Turkey's AKP seeks to soothe concerns on charter
ANKARA - Hürriyet Daily News
Deputy PM Bekir Bozdağ insists that Turkey’s parliamentary system is faltering.
The ruling Justice and Development Party (AKP) yesterday sought to ease concerns that it would unilaterally push for the introduction of a presidential system, pledging that it would seek consensus on all the issues that Parliament’s constitution-making commission is set to discuss.“We want consensus on the new constitution. If the Commission decides [on a presidential system] that would be OK, if not it would be OK too. According to the agreement we have reached, all issues will be decided by consensus. Those who say that the AKP is floating these ideas in order to force others in the Commission are wrong,” Deputy Prime Minister Bekir Bozdağ, who reignited the debate this week, told reporters.
Bozdağ insisted however that Turkey’s parliamentary system was faltering and that shifting to a presidential system should be seriously discussed in the name of more political stability.

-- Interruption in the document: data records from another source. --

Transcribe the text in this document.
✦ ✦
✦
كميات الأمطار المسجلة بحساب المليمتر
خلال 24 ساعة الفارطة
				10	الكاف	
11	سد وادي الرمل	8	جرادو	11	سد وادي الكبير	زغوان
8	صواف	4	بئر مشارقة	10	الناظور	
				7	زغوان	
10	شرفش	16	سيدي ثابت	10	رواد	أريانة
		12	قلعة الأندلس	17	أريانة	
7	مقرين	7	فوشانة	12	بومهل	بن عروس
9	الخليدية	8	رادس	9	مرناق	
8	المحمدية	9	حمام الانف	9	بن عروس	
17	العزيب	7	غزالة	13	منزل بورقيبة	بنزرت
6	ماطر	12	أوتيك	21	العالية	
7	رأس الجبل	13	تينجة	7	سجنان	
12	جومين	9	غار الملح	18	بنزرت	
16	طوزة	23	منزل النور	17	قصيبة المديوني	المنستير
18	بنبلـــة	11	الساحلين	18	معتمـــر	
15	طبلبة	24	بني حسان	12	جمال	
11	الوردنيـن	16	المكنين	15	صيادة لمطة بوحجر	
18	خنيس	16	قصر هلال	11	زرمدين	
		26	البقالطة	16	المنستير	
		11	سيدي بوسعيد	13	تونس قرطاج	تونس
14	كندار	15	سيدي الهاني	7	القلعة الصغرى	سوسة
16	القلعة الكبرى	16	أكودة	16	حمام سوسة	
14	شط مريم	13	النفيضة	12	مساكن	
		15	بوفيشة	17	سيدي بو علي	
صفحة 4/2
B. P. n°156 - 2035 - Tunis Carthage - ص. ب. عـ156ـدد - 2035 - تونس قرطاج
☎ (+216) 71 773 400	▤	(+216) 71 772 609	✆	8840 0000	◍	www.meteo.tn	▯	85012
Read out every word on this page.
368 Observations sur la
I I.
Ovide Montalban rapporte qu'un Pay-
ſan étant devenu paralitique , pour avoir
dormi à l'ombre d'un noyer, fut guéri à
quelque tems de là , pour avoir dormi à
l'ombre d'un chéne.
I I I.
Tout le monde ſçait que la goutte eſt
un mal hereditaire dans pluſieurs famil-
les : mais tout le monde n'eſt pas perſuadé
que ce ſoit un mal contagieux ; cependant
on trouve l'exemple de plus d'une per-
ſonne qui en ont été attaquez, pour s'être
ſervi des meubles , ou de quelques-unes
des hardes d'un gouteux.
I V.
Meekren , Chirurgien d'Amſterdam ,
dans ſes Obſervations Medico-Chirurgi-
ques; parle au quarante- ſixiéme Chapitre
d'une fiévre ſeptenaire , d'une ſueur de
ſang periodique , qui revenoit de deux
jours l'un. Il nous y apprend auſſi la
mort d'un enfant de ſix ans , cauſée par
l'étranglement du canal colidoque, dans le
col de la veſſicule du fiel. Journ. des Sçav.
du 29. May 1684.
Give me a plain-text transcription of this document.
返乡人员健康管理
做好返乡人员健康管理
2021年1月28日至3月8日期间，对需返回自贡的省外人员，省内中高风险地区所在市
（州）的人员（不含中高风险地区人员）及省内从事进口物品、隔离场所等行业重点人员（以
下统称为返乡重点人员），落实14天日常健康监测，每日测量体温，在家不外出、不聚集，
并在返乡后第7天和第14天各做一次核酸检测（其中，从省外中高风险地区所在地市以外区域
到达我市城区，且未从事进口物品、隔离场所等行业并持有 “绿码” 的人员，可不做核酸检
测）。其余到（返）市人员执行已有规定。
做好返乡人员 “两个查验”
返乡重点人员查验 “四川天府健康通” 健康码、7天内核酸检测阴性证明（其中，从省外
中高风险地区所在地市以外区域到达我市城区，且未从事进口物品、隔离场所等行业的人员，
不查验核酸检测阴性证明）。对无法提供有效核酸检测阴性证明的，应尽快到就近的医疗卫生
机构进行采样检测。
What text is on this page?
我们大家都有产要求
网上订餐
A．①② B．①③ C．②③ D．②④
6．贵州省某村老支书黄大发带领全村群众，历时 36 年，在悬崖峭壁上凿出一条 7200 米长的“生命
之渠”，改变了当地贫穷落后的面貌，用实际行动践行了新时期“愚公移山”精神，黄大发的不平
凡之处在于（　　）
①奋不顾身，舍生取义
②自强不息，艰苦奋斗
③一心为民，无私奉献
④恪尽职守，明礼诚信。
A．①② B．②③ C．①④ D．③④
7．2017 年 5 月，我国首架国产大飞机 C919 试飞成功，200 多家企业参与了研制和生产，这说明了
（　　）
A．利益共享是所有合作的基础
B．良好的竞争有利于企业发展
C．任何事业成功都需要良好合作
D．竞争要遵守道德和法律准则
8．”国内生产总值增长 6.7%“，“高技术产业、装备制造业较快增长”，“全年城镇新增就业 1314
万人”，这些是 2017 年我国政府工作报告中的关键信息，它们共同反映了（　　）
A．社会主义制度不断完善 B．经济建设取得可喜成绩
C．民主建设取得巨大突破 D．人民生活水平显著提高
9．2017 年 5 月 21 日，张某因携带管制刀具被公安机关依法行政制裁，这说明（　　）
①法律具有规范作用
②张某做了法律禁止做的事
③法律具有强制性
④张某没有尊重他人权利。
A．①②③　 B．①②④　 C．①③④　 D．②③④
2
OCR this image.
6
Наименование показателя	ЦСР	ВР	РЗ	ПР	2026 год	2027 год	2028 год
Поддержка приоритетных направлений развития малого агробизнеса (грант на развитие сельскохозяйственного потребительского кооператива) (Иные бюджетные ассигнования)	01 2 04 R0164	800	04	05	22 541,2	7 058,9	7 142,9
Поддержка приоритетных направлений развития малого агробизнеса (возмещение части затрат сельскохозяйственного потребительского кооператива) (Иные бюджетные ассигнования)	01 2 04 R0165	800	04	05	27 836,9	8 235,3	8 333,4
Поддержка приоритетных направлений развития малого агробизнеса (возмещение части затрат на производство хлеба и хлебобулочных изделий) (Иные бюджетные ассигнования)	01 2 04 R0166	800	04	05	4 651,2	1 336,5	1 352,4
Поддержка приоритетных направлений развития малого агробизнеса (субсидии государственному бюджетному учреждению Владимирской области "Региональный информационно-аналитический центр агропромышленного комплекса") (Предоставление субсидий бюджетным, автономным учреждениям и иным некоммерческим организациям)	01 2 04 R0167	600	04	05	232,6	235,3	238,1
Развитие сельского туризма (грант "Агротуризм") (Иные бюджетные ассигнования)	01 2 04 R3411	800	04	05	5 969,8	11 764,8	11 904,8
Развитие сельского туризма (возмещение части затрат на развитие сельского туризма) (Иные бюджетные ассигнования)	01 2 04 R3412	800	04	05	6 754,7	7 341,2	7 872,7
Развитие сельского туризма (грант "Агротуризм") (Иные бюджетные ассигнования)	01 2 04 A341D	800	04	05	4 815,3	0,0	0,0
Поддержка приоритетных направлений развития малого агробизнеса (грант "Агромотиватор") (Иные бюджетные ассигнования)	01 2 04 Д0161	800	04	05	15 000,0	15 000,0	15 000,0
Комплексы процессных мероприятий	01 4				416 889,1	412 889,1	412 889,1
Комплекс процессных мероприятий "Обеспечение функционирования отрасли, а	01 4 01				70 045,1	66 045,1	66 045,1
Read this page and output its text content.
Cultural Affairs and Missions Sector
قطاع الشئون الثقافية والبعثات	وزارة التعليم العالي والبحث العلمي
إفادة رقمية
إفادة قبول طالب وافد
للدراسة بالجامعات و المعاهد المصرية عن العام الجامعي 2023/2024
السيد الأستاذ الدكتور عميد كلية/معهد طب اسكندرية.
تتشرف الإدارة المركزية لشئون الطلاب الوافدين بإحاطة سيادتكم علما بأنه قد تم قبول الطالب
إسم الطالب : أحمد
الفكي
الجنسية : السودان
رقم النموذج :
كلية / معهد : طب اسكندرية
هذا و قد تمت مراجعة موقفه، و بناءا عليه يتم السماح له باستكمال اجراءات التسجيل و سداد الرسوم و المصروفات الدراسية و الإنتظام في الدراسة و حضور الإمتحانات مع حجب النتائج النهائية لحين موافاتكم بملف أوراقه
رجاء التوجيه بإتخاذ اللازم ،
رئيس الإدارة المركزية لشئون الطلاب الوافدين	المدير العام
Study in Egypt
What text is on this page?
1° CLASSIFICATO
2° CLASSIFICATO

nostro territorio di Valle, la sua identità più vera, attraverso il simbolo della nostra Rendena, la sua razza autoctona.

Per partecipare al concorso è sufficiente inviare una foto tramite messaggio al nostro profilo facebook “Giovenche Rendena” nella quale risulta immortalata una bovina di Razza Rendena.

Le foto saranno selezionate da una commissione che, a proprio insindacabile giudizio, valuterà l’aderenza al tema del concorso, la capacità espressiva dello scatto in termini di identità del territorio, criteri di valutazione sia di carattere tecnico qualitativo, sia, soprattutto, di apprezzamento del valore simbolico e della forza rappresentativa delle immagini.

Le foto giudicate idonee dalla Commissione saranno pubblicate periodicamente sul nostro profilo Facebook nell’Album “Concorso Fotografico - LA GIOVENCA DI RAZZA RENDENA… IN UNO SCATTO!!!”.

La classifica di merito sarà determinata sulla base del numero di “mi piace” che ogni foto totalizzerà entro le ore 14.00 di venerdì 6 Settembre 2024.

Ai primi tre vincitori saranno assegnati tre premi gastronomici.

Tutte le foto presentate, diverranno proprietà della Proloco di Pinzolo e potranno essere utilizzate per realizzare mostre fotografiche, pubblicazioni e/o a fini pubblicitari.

Parliament’s cross-party Constitution Conciliation Commission is scheduled to begin work today on penning down the draft of a new constitution. Basic rights and freedoms will be the first chapter to be discussed.
Prime Minister Recep Tayyip Erdoğan also maintained that the presidential system should be debated, but said he did not see such an overhaul as a must. “We need to discuss everything without any worries. Who will make the decision in the end of the day? Our people. Efforts for a new constitution are under way at the moment. A presidential or semi-presidential system will be discussed as part of these efforts. Whether it becomes a part of the new constitution is another question,” he said late Tuesday.
The main opposition Republican People’s party (CHP), however, raised more vocal objections to the idea, arguing that Erdoğan was seeking authoritarian rule. AKP calls for a presidential system reflect Erdoğan’s desire “to get himself a throne and a sultanate,” CHP deputy chairman Erdoğan Toprak said in a written statement. “This would open the door not to democracy, but dictatorship,” he said.